Troubleshooting#

This page lists common symptoms when you run nemotron steps run translate/nemo_curator and shows the field, flag, or environment variable to inspect first. Each table pairs a symptom with a concrete remedy. For stage flow and design rationale, see the explanation pages linked from Concepts.

Authentication and Credentials#

Symptom

What to do

HTTP 401 or 403 from the chat-completions endpoint, or a Curator log line about a missing API key

Confirm the variable named in server.api_key_env is exported in the shell that launches the run. The starter default.yaml expects NVIDIA_API_KEY; export it with export NVIDIA_API_KEY="<api-key>" and rerun. See Run LLM Translation.

FAITH scoring fails with a credentials error even though backend is nmt, google, or aws

FAITH always uses the large language model (LLM) client under server. Keep server.api_key_env populated whenever faith_eval.enabled is true, or set faith_eval.enabled=false for a diagnostic run. See Run FAITH Evaluation.

Google backend rejects the request with a permission or project error

Confirm application default credentials are present in the environment that runs the step. Do not paste secrets into default.yaml. See Run Google or AWS Translation.

Model and Endpoint Configuration#

Symptom

What to do

HTTP 404 or a “model not found” message from the LLM endpoint

Hosted catalogs retire identifiers frequently. List the models your tenant currently exposes and pin server.model to one of them before large batch jobs.
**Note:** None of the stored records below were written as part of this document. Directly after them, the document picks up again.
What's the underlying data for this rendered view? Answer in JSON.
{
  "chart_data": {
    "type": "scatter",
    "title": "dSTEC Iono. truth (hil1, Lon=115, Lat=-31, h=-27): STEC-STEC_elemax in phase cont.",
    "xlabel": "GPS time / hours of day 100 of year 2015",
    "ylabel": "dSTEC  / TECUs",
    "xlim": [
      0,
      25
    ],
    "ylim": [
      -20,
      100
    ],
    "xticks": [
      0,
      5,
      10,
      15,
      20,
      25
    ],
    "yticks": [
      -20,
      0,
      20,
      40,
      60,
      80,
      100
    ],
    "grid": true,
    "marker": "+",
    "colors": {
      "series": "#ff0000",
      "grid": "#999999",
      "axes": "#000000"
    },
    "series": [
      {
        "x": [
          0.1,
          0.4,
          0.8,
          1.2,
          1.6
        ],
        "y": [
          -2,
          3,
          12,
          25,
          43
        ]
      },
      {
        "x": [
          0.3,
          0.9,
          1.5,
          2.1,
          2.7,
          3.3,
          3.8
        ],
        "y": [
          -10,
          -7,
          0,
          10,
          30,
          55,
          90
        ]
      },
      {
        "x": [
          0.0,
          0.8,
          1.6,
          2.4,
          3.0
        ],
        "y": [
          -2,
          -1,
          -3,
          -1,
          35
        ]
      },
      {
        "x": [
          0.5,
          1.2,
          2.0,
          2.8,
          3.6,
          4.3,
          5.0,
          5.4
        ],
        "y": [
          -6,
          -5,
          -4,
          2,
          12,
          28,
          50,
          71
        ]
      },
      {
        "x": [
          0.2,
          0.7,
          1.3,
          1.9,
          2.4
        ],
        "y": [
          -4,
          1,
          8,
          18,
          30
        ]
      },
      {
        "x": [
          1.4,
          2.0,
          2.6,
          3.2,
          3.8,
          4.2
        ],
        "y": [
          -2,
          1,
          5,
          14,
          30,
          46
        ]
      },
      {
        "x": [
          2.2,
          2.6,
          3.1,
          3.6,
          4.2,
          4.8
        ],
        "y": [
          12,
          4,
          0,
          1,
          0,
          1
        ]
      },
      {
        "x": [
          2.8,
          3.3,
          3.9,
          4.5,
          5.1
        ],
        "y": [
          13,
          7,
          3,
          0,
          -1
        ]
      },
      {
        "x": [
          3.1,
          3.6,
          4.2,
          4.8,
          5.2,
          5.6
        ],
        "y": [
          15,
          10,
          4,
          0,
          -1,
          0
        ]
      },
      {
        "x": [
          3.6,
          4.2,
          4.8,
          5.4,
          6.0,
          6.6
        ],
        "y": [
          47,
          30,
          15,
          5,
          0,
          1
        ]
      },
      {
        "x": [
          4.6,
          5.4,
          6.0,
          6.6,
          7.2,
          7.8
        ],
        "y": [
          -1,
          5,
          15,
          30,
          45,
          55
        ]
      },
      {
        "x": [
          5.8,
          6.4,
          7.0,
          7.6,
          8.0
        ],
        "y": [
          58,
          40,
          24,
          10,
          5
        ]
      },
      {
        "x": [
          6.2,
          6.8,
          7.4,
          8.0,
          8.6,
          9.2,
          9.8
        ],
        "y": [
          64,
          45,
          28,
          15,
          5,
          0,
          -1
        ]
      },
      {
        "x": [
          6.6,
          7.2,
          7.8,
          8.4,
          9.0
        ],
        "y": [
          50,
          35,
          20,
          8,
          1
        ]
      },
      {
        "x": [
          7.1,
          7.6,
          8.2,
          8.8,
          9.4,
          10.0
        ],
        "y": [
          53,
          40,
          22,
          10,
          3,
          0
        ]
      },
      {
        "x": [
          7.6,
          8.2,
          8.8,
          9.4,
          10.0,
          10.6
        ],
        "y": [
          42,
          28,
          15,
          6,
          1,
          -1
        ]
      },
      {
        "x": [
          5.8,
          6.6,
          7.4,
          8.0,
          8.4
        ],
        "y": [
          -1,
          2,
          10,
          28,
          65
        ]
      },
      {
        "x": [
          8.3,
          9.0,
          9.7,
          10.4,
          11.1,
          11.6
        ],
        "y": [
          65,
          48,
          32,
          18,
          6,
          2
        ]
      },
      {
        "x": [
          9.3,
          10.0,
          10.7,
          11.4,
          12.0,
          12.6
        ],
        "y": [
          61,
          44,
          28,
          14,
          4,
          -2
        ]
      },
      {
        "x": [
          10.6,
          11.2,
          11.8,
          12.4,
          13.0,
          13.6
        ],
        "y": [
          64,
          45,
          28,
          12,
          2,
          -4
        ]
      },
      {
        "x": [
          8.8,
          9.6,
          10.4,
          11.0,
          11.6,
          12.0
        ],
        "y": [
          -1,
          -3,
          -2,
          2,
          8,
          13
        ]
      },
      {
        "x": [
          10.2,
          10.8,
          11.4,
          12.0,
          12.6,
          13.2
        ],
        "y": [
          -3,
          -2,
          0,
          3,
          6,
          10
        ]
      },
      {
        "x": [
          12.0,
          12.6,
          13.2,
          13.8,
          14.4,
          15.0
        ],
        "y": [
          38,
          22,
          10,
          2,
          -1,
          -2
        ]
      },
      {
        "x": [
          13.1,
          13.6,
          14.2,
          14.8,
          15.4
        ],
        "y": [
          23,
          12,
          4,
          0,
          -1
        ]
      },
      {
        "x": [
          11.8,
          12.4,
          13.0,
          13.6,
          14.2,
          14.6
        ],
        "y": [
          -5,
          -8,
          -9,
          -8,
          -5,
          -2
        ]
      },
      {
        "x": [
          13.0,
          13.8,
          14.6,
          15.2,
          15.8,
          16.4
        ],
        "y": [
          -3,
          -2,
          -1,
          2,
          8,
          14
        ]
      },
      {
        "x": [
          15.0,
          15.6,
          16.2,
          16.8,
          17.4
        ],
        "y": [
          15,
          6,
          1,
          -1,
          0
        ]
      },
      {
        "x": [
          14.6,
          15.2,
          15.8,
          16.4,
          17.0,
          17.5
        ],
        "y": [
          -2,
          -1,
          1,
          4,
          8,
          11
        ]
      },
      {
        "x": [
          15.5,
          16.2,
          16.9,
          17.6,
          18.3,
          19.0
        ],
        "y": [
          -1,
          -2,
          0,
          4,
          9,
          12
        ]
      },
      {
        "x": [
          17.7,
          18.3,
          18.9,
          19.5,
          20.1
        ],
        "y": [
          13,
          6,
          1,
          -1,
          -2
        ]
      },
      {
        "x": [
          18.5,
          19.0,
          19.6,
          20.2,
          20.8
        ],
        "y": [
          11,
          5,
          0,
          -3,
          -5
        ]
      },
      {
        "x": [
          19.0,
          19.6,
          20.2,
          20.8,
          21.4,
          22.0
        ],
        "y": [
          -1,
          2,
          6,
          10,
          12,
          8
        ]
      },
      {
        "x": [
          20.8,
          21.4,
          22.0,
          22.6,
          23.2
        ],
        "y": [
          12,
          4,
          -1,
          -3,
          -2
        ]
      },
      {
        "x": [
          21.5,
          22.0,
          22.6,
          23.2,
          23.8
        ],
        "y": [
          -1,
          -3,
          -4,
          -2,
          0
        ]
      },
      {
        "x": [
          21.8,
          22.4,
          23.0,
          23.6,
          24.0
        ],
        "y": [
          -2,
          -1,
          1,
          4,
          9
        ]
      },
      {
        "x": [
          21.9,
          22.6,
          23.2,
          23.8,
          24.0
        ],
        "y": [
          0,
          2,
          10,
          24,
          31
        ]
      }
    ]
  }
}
See Run LLM Translation.

Google translation rejects the request because project_id is missing

API version v3 requires project metadata. Set both google.project_id and google.api_version=v3, or downgrade google.api_version to a release that does not require the project. See Run Google or AWS Translation.

NMT requests time out before the service responds

Raise nmt.timeout to match observed server latency, lower nmt.batch_size so each request returns sooner, and confirm nmt.server_url resolves from the host that runs the step. See Run NMT Translation.
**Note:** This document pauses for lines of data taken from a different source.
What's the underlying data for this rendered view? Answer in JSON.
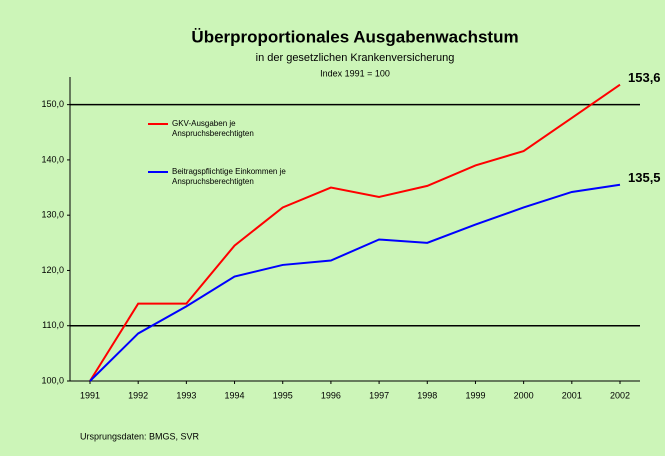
{
  "chart_data": {
    "type": "line",
    "title": "Überproportionales Ausgabenwachstum",
    "subtitle": "in der gesetzlichen Krankenversicherung",
    "note": "Index 1991 = 100",
    "source": "Ursprungsdaten: BMGS, SVR",
    "categories": [
      "1991",
      "1992",
      "1993",
      "1994",
      "1995",
      "1996",
      "1997",
      "1998",
      "1999",
      "2000",
      "2001",
      "2002"
    ],
    "series": [
      {
        "name": "GKV-Ausgaben je Anspruchsberechtigten",
        "color": "#ff0000",
        "values": [
          100,
          114,
          114,
          124.5,
          131.4,
          135,
          133.3,
          135.3,
          139,
          141.6,
          147.6,
          153.6
        ],
        "value_labels": [
          null,
          null,
          null,
          null,
          null,
          null,
          null,
          null,
          null,
          null,
          null,
          "153,6"
        ]
      },
      {
        "name": "Beitragspflichtige Einkommen je Anspruchsberechtigten",
        "color": "#0000ff",
        "values": [
          100,
          108.6,
          113.5,
          118.9,
          121,
          121.8,
          125.6,
          125,
          128.3,
          131.4,
          134.2,
          135.5
        ],
        "value_labels": [
          null,
          null,
          null,
          null,
          null,
          null,
          null,
          null,
          null,
          null,
          null,
          "135,5"
        ]
      }
    ],
    "ylim": [
      100,
      155
    ],
    "yticks": [
      {
        "value": 100,
        "label": "100,0"
      },
      {
        "value": 110,
        "label": "110,0"
      },
      {
        "value": 120,
        "label": "120,0"
      },
      {
        "value": 130,
        "label": "130,0"
      },
      {
        "value": 140,
        "label": "140,0"
      },
      {
        "value": 150,
        "label": "150,0"
      }
    ],
    "reference_lines": [
      110,
      150
    ]
  }
}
Throttling and Concurrency#

Symptom

What to do

HTTP 429 responses, bursty failures, or sustained slowdowns from a hosted LLM endpoint

Lower max_concurrent_requests in your YAML and rerun on a smaller slice of data. Confirm your tenant quota covers the planned batch size. See Translation YAML Reference.

A self-hosted NMT service returns errors under load

Reduce nmt.max_concurrent_requests and nmt.batch_size together, then raise them only after the service reports healthy throughput. See Run NMT Translation.

Inputs and Output Layout#

Symptom

What to do

Reader errors about mixed file types when input_path points at a directory containing both JSONL and Parquet files

Curator readers expect one record format per directory. Split the inputs into separate directories for JSON Lines (JSONL) and Parquet, or set input_path to a single file. See Input and Output Format.
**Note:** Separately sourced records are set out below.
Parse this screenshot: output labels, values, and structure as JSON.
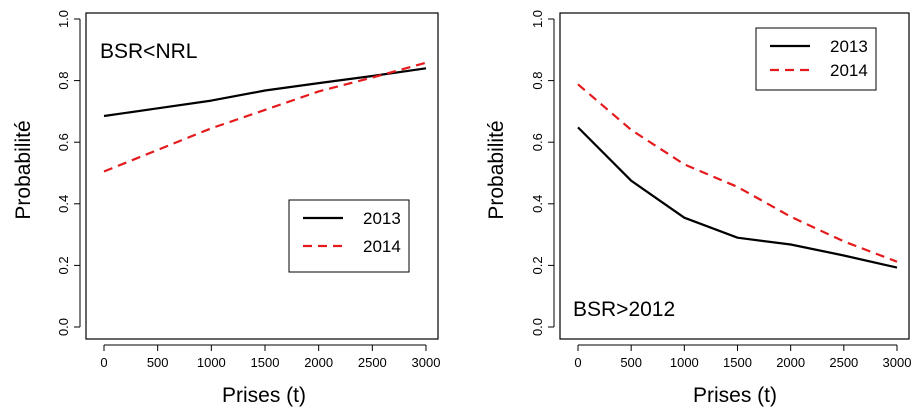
{
  "chart_data": [
    {
      "type": "line",
      "title": "",
      "annotation": "BSR<NRL",
      "xlabel": "Prises (t)",
      "ylabel": "Probabilité",
      "xlim": [
        0,
        3000
      ],
      "ylim": [
        0.0,
        1.0
      ],
      "x_ticks": [
        "0",
        "500",
        "1000",
        "1500",
        "2000",
        "2500",
        "3000"
      ],
      "y_ticks": [
        "0.0",
        "0.2",
        "0.4",
        "0.6",
        "0.8",
        "1.0"
      ],
      "legend_position": "bottom-right",
      "series": [
        {
          "name": "2013",
          "color": "#000000",
          "dash": "solid",
          "x": [
            0,
            500,
            1000,
            1500,
            2000,
            2500,
            3000
          ],
          "y": [
            0.685,
            0.71,
            0.735,
            0.768,
            0.792,
            0.815,
            0.84
          ]
        },
        {
          "name": "2014",
          "color": "#e41a1c",
          "dash": "dashed",
          "x": [
            0,
            500,
            1000,
            1500,
            2000,
            2500,
            3000
          ],
          "y": [
            0.505,
            0.575,
            0.645,
            0.705,
            0.765,
            0.81,
            0.858
          ]
        }
      ]
    },
    {
      "type": "line",
      "title": "",
      "annotation": "BSR>2012",
      "xlabel": "Prises (t)",
      "ylabel": "Probabilité",
      "xlim": [
        0,
        3000
      ],
      "ylim": [
        0.0,
        1.0
      ],
      "x_ticks": [
        "0",
        "500",
        "1000",
        "1500",
        "2000",
        "2500",
        "3000"
      ],
      "y_ticks": [
        "0.0",
        "0.2",
        "0.4",
        "0.6",
        "0.8",
        "1.0"
      ],
      "legend_position": "top-right",
      "series": [
        {
          "name": "2013",
          "color": "#000000",
          "dash": "solid",
          "x": [
            0,
            500,
            1000,
            1500,
            2000,
            2500,
            3000
          ],
          "y": [
            0.648,
            0.475,
            0.355,
            0.29,
            0.268,
            0.232,
            0.193
          ]
        },
        {
          "name": "2014",
          "color": "#e41a1c",
          "dash": "dashed",
          "x": [
            0,
            500,
            1000,
            1500,
            2000,
            2500,
            3000
          ],
          "y": [
            0.788,
            0.64,
            0.528,
            0.455,
            0.358,
            0.278,
            0.212
          ]
        }
      ]
    }
  ]
}
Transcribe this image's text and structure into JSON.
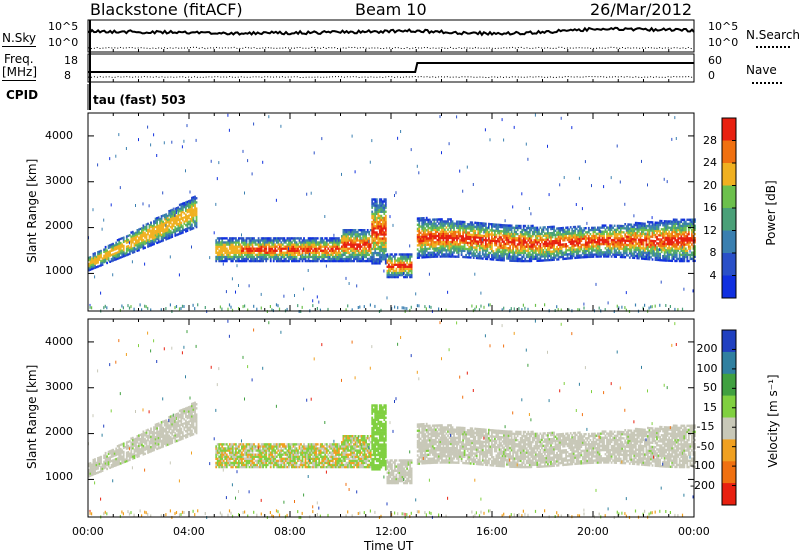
{
  "header": {
    "station": "Blackstone (fitACF)",
    "beam": "Beam 10",
    "date": "26/Mar/2012"
  },
  "aux": {
    "nsky_label": "N.Sky",
    "nsky_ticks": [
      "10^5",
      "10^0"
    ],
    "nsearch_label": "N.Search",
    "nsearch_ticks": [
      "10^5",
      "10^0"
    ],
    "freq_label": "Freq.",
    "freq_unit": "[MHz]",
    "freq_ticks": [
      "18",
      "8"
    ],
    "nave_label": "Nave",
    "nave_ticks": [
      "60",
      "0"
    ],
    "cpid_label": "CPID",
    "cpid_value": "tau (fast) 503"
  },
  "chart_data": [
    {
      "type": "heatmap",
      "name": "power",
      "ylabel": "Slant Range [km]",
      "yticks": [
        "4000",
        "3000",
        "2000",
        "1000"
      ],
      "ylim": [
        180,
        4500
      ],
      "xlim_hours": [
        0,
        24
      ],
      "colorbar": {
        "label": "Power [dB]",
        "ticks": [
          "28",
          "24",
          "20",
          "16",
          "12",
          "8",
          "4"
        ],
        "range": [
          0,
          30
        ],
        "colors": [
          "#1030e0",
          "#2a50c8",
          "#3a7fb0",
          "#4aa078",
          "#6cc04c",
          "#f0b020",
          "#f07010",
          "#e82010"
        ]
      },
      "bands": [
        {
          "t0": 0.0,
          "t1": 4.3,
          "r0": 1050,
          "r1": 1350,
          "r_end0": 2000,
          "r_end1": 2700,
          "level": "mixed"
        },
        {
          "t0": 5.0,
          "t1": 11.2,
          "r0": 1250,
          "r1": 1750,
          "level": "strong"
        },
        {
          "t0": 11.2,
          "t1": 12.8,
          "r0": 900,
          "r1": 1350,
          "level": "strong"
        },
        {
          "t0": 13.0,
          "t1": 24.0,
          "r0": 1300,
          "r1": 2100,
          "level": "strong"
        }
      ]
    },
    {
      "type": "heatmap",
      "name": "velocity",
      "ylabel": "Slant Range [km]",
      "yticks": [
        "4000",
        "3000",
        "2000",
        "1000"
      ],
      "ylim": [
        180,
        4500
      ],
      "xlim_hours": [
        0,
        24
      ],
      "colorbar": {
        "label": "Velocity [m s⁻¹]",
        "ticks": [
          "200",
          "100",
          "50",
          "15",
          "-15",
          "-50",
          "-100",
          "-200"
        ],
        "colors": [
          "#2040c0",
          "#3080a0",
          "#40a040",
          "#80d040",
          "#c8c8b8",
          "#f0a020",
          "#f07010",
          "#e82010"
        ]
      }
    }
  ],
  "xaxis": {
    "label": "Time UT",
    "ticks": [
      "00:00",
      "04:00",
      "08:00",
      "12:00",
      "16:00",
      "20:00",
      "00:00"
    ]
  }
}
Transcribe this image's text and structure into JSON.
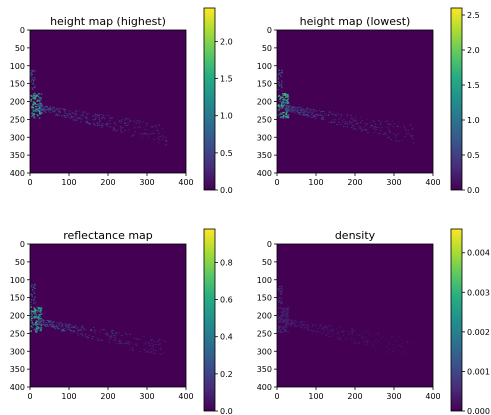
{
  "chart_data": [
    {
      "type": "heatmap",
      "title": "height map (highest)",
      "xlim": [
        0,
        400
      ],
      "ylim": [
        400,
        0
      ],
      "xticks": [
        "0",
        "100",
        "200",
        "300",
        "400"
      ],
      "yticks": [
        "0",
        "50",
        "100",
        "150",
        "200",
        "250",
        "300",
        "350",
        "400"
      ],
      "colorbar": {
        "min": 0.0,
        "max": 2.45,
        "ticks": [
          "0.0",
          "0.5",
          "1.0",
          "1.5",
          "2.0"
        ]
      },
      "colormap": "viridis",
      "background_value": 0.0
    },
    {
      "type": "heatmap",
      "title": "height map (lowest)",
      "xlim": [
        0,
        400
      ],
      "ylim": [
        400,
        0
      ],
      "xticks": [
        "0",
        "100",
        "200",
        "300",
        "400"
      ],
      "yticks": [
        "0",
        "50",
        "100",
        "150",
        "200",
        "250",
        "300",
        "350",
        "400"
      ],
      "colorbar": {
        "min": 0.0,
        "max": 2.6,
        "ticks": [
          "0.0",
          "0.5",
          "1.0",
          "1.5",
          "2.0",
          "2.5"
        ]
      },
      "colormap": "viridis",
      "background_value": 0.0
    },
    {
      "type": "heatmap",
      "title": "reflectance map",
      "xlim": [
        0,
        400
      ],
      "ylim": [
        400,
        0
      ],
      "xticks": [
        "0",
        "100",
        "200",
        "300",
        "400"
      ],
      "yticks": [
        "0",
        "50",
        "100",
        "150",
        "200",
        "250",
        "300",
        "350",
        "400"
      ],
      "colorbar": {
        "min": 0.0,
        "max": 0.98,
        "ticks": [
          "0.0",
          "0.2",
          "0.4",
          "0.6",
          "0.8"
        ]
      },
      "colormap": "viridis",
      "background_value": 0.0
    },
    {
      "type": "heatmap",
      "title": "density",
      "xlim": [
        0,
        400
      ],
      "ylim": [
        400,
        0
      ],
      "xticks": [
        "0",
        "100",
        "200",
        "300",
        "400"
      ],
      "yticks": [
        "0",
        "50",
        "100",
        "150",
        "200",
        "250",
        "300",
        "350",
        "400"
      ],
      "colorbar": {
        "min": 0.0,
        "max": 0.0046,
        "ticks": [
          "0.000",
          "0.001",
          "0.002",
          "0.003",
          "0.004"
        ]
      },
      "colormap": "viridis",
      "background_value": 0.0
    }
  ],
  "colors": {
    "viridis_low": "#440154",
    "viridis_mid": "#21918c",
    "viridis_high": "#fde725"
  }
}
Ray worker logs show Creating virtual environment at: .venv followed by ModuleNotFoundError: No module named 'ray'

Export RAY_ENABLE_UV_RUN_RUNTIME_ENV=0 before running local uv run --no-sync nemotron steps run translate/nemo_curator .... This keeps Ray workers in the synchronized Nemotron environment.

Empty JSONL input fails with No data read from files in task file_group_0

The reader found no records. Treat the run as an empty-input validation failure, confirm the input path is correct, and rerun with a non-empty file or directory.

Output shards do not appear under output_dir after the run reports success

The writer emits partitioned files, not a single merged file. Inspect the shard pattern under output_dir and confirm output_format matches what downstream consumers expect. See Input and Output Format.

FAITH Evaluation#

Symptom

What to do

Every translated row is dropped after FAITH runs

The faith_eval.threshold value may be too strict for the chosen scorer model. Lower the threshold, set faith_eval.filter_enabled=false while you tune, or override the scorer with faith_eval.model_name. See Run FAITH Evaluation.

FAITH scores look inconsistent across runs of the same data

Pin both server.model and faith_eval.model_name to specific identifiers so scorer drift does not move the threshold under you. See FAITH Evaluation Inside Translation.